There’s a lot of Latin in the law and, what with it being a dead language and all, there are very few people who speak or understand Latin, beyond the obvious ‘habeas corpus’ stuff. It’s kind of interesting how often we come up against Latin terms and phrases to describe things in the law; it’s something that, despite really trying hard to move towards using more plain English in our work, seems to linger on.
“Pro se” is one of those phrases.
What does ‘pro se’ mean?
In Latin, pro se most directly translates to ‘for oneself,’ or ‘on one’s own behalf’. What it means, in practical terms, is to represent yourself in a court case without the assistance of counsel. You can be pro se – representing yourself – in any area of law, but, being a family law firm, I wanted to write a little about representing yourself in a divorce or custody case in Virginia.
Can I represent myself in a divorce or custody case in Virginia?
Divorce cases are handled in the circuit court, and custody, visitation, child support, and spousal support (when outside of a larger divorce action) are handled in the juvenile court. Anything decided at the juvenile court level can be appealed de novo (again, Latin – this time, meaning ‘from the beginning’ or ‘anew’) as a matter of right, so you could essentially find yourself litigating two trials. Appeals beyond that point are not heard as a matter of right, so it’s more difficult (and much more rare).
In either the circuit court or the juvenile court, you are allowed to represent yourself. From a technical standpoint, a trial is difficult at any point in time – but it’s especially difficult without an attorney (and when you’re emotionally invested in the outcome).
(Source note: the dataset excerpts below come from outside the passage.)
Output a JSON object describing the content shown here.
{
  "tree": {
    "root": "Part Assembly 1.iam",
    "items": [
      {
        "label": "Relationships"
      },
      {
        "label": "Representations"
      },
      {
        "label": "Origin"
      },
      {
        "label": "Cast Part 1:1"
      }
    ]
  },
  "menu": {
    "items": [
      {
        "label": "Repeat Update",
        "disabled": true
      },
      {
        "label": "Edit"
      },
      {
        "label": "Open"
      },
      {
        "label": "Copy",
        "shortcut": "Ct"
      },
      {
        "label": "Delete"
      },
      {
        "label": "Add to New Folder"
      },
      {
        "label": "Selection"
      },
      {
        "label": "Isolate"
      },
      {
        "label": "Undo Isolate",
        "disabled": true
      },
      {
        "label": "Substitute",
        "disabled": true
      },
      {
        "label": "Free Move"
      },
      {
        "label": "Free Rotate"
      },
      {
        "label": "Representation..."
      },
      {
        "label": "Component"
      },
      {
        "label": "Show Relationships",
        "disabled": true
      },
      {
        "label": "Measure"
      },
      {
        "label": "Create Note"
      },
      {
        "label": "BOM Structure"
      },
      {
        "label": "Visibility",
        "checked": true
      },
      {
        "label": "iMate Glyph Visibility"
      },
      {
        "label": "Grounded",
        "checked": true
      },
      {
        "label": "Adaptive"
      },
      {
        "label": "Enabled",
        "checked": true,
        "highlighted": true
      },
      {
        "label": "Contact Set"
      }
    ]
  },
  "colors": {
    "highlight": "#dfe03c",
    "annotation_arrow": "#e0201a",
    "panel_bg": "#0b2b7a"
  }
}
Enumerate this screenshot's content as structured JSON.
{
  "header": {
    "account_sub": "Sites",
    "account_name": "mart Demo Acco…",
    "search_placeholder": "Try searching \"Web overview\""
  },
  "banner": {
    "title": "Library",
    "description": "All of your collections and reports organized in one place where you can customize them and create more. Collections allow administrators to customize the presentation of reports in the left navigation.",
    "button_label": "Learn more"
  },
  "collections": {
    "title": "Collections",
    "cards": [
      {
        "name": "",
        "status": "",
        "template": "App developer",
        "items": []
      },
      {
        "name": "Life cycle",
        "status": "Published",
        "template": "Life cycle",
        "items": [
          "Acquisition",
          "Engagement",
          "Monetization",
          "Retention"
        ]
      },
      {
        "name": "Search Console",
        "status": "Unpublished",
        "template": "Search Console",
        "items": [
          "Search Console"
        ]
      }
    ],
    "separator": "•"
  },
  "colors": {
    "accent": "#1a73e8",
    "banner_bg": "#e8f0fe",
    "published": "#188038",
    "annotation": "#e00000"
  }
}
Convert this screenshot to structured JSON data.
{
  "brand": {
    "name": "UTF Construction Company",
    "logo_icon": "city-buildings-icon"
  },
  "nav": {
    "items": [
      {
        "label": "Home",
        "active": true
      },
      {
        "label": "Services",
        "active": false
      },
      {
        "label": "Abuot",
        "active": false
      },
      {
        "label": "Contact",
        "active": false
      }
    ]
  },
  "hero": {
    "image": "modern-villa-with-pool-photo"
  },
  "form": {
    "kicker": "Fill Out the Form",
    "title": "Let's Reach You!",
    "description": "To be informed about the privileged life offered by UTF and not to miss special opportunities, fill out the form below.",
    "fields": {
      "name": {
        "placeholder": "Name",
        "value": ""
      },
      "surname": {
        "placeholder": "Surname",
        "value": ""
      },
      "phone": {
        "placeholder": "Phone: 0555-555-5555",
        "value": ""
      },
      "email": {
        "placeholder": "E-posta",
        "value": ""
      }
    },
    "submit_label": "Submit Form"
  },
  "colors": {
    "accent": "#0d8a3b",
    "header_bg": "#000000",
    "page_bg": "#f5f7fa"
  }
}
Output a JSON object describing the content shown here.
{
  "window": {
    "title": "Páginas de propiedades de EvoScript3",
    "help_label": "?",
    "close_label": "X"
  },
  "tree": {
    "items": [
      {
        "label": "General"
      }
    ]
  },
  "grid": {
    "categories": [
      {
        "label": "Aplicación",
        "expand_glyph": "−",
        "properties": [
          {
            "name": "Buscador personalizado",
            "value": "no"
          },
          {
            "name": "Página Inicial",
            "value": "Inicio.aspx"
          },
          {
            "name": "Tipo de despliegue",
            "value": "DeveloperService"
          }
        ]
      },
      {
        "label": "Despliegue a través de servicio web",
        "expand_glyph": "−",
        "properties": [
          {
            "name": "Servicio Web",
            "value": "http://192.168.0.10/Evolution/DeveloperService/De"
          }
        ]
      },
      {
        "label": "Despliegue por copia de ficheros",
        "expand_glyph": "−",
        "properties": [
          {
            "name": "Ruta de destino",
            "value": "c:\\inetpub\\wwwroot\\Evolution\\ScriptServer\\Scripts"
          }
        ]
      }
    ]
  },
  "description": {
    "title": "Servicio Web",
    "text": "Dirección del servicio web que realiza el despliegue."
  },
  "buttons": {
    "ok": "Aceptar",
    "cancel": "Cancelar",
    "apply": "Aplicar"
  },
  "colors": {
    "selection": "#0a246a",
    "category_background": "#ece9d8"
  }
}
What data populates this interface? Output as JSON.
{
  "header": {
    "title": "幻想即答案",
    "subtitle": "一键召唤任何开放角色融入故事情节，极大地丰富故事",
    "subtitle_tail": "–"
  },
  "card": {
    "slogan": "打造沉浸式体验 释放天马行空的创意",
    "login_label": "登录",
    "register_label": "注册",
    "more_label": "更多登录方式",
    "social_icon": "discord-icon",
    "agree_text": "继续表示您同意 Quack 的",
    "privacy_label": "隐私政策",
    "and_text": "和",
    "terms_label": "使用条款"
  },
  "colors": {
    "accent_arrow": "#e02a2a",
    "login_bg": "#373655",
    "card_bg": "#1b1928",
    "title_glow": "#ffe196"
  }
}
A juvenile court case is easier to handle without an attorney because, typically speaking, the courts are more user friendly, the clerks are more likely to give assistance (though they’re not allowed to give legal advice), and the judges are more accommodating to litigants. I’m speaking in generalities, though; you may find that’s not the case in your juvenile court.
Another appealing factor about the juvenile court is what we’ve already discussed: the automatic right to appeal. If you get a result you don’t like, you can hire an attorney for your appeal. Sure, you’ll be bound by the lower court’s ruling unless and until you get a different result in the circuit court, but at least you can have a brand new trial.
In the circuit court, the clerks tend to be less friendly, the rules more strictly enforced, and the judges much less tolerant of litigants who don’t follow all the rules of court. In any case, you should be aware of the local rules, the deadlines for responding and filing documents, and those types of things, but it’s definitely a situation, in the circuit court, where you need to be more informed.
Should I represent myself in a divorce or custody case?
Eeks – the million dollar question. Whether you can and whether you should are definitely totally different questions, with totally different answers.
Is it possible? Sure, in some cases. Is it wise? Mmmm, probably not. In general, I think it’s a good idea to at least meet an attorney one on one for a consultation, or at least attend a divorce seminar, before you jump to make the big decision to represent yourself. I know it seems like attorney’s fees are really expensive, but oftentimes I find that the things that women unknowingly walk away from cost far more. If you think about it, the majority of divorces divide tens of thousands, if not hundreds of thousands of millions, of dollars in assets – and even liabilities. Making sure you get your marital share of the assets (and AVOID his marital share of the liabilities) can be worth THOUSANDS – more than you’d pay to an attorney, and certainly more than the cost of the consult fee with a licensed and experienced local family law attorney.
It’s hard for me to answer this question into the void, without knowing any specifics. In general, it’s risky. In a specific situation, it might be fine – but I do think that you’re well advised if you’ve talked to someone on your own about your specific case and the issues it involves.
What if he has an attorney and I don’t – or vice versa?
There’s no requirement that you have attorneys at all, let alone that you both have attorneys. I don’t like to see a woman without an attorney up against a man with one; there are just too many opportunities to miss out on your legal entitlements.
The judge won’t force him to pay your attorney’s fees, though, and no one will really look twice if you choose to be unrepresented. Will you miss out? It’s hard to say, but you can be sure that your husband’s attorney is not working to represent YOUR interests.
A family law attorney CAN’T represent both parties, so don’t be lulled into a false sense of security thinking that his attorney will do anything to promote your interests, make sure you know your entitlements, or do anything other than encourage you to seek the advice of your own independent counsel. That’s just not how it works.
In other areas of law – estate planning comes to mind – it’s possible to share an attorney with your partner, but divorce (because your interests are adversarial) is not one of those areas.
Being pro se is difficult, and definitely requires that you’re pretty familiar with the laws of the Commonwealth, and the local rules of the court in which you’re appearing. It’s a risky choice, and one that I definitely can’t just recommend that you make without at least speaking with an attorney about what’s involved in your case.